Medical First Aid Guide


Table 7: EYE EXPOSURE TO CHEMICALS

Chemical splashes involving the eye may cause local irritation, inflammation, pain and, in severe cases, blindness.
TREATMENT IS URGENT

Eye contamination with solid CALCIUM OXIDE and CALCIUM HYDROXIDE (quicklime; slaked lime)

  • To avoid “lime burns”, try to swab particles mechanically from the eye before washing.
    Outer eyelid swab
    A cotton bud, match or similar object is held over the closed eyelid.
    Inner eyelid swab
    The eyelid is turned inside out over the cotton bud.

Eye contamination with other chemicals

  • IMMEDIATE washing of the eye with copious amounts of water.
  • Keep the eyelids widely apart as illustrated.
  • Remove contact lens.
  • Direct water flow from inner to outer corner of the eye. Washing must be done thoroughly for ten minutes, timed by the clock.
    Eye rinse
  • If available, use a 1 L bag of sodium chloride 0.9% with a drip set to irrigate the eye.
  • Don’t delay.

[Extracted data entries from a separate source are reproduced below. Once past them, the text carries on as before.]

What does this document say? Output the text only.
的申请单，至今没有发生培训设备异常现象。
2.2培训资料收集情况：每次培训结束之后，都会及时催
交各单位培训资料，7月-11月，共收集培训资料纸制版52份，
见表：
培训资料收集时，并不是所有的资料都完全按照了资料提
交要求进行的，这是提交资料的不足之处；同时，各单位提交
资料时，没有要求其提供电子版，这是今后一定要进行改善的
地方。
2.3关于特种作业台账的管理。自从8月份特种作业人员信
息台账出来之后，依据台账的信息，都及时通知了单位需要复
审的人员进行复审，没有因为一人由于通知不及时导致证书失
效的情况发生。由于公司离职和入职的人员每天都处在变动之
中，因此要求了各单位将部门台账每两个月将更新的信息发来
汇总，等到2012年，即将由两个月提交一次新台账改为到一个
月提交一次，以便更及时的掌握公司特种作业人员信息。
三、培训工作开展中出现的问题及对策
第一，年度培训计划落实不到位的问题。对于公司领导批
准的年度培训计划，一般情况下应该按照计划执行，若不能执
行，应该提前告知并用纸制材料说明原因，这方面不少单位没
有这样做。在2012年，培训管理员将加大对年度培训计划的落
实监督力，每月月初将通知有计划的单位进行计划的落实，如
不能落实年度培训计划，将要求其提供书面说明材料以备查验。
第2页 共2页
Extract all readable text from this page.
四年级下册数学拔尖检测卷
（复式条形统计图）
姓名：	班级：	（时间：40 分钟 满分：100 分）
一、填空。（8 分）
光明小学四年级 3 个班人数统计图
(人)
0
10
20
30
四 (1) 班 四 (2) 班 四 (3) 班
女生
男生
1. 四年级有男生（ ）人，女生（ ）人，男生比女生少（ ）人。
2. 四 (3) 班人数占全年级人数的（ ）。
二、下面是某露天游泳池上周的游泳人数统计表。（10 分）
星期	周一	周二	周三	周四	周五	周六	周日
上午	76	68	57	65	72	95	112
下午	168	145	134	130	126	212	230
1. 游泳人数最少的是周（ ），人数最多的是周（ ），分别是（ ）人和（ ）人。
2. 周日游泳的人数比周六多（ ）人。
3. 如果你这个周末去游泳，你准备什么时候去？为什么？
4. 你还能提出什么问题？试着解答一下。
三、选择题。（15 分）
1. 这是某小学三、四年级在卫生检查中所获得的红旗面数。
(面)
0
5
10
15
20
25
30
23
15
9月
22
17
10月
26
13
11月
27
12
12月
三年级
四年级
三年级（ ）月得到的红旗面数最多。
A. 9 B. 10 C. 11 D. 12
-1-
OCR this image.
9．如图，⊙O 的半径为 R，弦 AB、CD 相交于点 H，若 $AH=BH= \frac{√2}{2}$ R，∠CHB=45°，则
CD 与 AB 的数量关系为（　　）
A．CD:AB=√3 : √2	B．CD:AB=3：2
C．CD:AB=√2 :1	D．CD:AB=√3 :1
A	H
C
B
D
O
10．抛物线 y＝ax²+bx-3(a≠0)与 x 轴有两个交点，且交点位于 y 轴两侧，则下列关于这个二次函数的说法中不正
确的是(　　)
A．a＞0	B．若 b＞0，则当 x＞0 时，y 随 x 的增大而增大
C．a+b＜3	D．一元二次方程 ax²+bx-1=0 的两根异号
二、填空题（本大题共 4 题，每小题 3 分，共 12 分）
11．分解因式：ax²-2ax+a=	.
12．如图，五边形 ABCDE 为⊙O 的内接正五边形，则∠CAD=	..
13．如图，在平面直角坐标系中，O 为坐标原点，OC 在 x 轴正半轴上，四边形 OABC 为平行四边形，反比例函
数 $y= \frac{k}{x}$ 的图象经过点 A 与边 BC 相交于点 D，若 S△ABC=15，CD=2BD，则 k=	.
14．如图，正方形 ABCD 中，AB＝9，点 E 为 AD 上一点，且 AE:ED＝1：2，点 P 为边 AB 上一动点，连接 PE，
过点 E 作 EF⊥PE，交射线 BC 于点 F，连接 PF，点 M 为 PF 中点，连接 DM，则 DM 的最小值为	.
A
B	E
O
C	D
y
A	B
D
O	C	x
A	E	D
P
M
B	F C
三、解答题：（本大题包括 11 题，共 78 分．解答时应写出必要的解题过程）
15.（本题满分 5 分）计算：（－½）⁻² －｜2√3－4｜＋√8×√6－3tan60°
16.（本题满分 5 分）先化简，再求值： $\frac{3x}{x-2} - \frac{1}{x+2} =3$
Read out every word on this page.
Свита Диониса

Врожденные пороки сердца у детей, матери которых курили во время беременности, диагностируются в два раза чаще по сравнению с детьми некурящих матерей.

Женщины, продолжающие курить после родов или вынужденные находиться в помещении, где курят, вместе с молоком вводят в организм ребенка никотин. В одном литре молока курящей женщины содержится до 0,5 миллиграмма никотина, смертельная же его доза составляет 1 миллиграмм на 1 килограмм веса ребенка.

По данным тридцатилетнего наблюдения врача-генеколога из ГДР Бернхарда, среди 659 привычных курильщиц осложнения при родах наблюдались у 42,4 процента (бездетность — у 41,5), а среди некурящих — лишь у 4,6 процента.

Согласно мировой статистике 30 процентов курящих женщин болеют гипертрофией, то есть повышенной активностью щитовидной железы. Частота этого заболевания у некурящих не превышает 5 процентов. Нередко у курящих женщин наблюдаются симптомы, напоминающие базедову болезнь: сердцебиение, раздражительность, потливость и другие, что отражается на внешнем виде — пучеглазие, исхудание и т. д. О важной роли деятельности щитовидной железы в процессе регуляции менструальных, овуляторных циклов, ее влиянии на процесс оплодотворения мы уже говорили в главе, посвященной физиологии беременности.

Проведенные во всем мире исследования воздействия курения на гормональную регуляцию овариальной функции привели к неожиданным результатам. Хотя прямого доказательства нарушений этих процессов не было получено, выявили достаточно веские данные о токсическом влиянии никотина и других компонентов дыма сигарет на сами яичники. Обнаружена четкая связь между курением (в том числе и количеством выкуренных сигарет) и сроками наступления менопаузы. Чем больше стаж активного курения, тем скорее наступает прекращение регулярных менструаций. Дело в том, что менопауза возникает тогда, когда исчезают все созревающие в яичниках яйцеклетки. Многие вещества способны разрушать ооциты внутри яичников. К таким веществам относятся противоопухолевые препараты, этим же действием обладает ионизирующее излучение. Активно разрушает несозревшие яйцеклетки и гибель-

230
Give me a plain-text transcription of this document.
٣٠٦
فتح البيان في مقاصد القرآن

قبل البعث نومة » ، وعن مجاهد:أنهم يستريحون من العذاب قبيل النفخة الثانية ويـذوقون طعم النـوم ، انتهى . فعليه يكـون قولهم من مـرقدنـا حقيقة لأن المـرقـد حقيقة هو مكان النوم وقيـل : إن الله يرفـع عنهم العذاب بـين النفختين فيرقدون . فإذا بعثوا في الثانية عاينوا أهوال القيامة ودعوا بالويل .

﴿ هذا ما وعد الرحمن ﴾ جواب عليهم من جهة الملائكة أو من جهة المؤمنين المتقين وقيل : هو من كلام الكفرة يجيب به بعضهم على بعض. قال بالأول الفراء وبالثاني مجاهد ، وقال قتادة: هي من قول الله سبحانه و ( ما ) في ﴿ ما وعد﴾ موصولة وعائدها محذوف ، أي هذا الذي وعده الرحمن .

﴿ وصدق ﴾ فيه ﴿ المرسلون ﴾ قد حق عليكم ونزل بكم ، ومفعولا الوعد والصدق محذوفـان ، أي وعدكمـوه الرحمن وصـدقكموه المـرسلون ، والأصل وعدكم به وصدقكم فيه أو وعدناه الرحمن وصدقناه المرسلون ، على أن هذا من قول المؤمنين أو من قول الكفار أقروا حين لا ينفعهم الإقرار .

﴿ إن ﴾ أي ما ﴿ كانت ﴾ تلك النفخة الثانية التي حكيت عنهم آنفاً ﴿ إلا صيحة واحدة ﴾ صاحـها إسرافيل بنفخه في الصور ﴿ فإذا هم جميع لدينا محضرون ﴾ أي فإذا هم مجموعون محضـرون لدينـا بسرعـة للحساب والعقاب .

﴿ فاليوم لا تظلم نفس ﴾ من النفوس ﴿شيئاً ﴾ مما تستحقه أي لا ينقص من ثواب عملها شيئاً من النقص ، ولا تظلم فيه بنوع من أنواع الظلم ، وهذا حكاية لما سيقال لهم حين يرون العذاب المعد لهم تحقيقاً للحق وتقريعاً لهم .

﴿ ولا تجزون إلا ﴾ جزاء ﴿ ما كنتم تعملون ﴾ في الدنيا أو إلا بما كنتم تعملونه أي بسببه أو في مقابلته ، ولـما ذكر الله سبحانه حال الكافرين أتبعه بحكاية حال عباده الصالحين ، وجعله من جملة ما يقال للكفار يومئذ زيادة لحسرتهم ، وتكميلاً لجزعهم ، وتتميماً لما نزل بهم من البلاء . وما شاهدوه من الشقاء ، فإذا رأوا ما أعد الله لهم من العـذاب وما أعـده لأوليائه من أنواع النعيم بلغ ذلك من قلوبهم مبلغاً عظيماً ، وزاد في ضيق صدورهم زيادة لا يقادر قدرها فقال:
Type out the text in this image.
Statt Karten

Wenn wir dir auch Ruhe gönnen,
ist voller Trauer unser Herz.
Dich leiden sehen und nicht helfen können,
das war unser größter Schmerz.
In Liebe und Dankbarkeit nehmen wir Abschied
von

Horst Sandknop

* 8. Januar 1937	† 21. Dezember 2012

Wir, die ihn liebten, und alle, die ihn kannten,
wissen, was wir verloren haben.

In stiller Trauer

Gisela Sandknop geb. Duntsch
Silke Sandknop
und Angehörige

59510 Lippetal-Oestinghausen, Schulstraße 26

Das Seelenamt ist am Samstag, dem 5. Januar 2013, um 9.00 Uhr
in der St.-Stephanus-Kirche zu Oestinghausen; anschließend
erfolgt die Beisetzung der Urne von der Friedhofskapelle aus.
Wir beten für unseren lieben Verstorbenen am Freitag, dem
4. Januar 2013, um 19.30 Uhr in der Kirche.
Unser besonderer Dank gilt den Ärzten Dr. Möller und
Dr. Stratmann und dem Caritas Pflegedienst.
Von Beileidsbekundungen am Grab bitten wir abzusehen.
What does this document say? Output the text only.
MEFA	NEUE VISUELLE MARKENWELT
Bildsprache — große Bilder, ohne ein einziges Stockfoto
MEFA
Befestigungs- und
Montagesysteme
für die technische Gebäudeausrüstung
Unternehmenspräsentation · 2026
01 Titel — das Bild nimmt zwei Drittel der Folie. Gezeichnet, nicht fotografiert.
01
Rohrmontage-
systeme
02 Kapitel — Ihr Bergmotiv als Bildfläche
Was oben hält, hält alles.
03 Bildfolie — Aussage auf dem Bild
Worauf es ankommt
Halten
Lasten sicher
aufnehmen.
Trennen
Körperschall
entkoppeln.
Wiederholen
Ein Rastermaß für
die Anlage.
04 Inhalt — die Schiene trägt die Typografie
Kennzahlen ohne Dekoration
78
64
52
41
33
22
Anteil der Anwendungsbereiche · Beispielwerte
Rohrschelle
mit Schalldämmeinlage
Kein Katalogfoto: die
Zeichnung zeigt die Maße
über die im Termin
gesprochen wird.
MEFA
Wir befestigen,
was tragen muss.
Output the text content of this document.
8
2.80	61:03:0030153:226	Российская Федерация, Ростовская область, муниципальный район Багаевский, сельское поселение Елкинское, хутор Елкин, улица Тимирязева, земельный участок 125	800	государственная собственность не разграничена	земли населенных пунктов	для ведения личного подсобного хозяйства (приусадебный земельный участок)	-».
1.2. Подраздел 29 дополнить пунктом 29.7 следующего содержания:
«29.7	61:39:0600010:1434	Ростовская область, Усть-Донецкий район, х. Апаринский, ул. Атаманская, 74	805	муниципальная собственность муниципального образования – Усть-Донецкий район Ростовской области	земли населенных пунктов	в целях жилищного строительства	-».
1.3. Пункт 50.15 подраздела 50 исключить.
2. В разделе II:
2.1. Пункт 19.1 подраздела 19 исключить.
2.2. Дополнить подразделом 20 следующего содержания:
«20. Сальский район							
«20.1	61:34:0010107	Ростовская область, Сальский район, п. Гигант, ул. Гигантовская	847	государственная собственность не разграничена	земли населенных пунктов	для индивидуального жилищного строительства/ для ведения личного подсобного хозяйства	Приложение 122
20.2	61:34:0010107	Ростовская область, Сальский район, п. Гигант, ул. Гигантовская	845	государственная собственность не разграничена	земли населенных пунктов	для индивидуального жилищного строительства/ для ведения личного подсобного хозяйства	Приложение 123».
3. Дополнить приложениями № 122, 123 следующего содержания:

Use water until drip is ready.
Signs and symptoms Treatment
  • Anaesthetic eye drops should be instilled in the eye to ensure adequate irrigation of the eye.
Pain, redness and watering of the eye
  • If pain is severe, anaesthetic eye drops should be instilled in the eye to relieve pain.
  • If the eye continues to be painful, give two tablets of paracetamol every 6 hours until the pain is relieved.
  • RADIO FOR MEDICAL ADVICE.
Unrelieved severe pain
  • If severe pain continues despite 10 minutes irrigation of the eye with water, repeat the eye wash for a further 10 minutes after instilling anaesthetic eye drops and RADIO FOR MEDICAL ADVICE.
  • Give 10 mg morphine sulphate and 10 mg metoclopramide intramuscularly, if advised medically.
Further advice on pain relief: see table 13.
Loss of vision
  • This is a MEDICAL EMERGENCY.
  • Irrigate the eye as described above and seek URGENT medical advice.
Further advice on the treatment of eye injury: see appendix 7.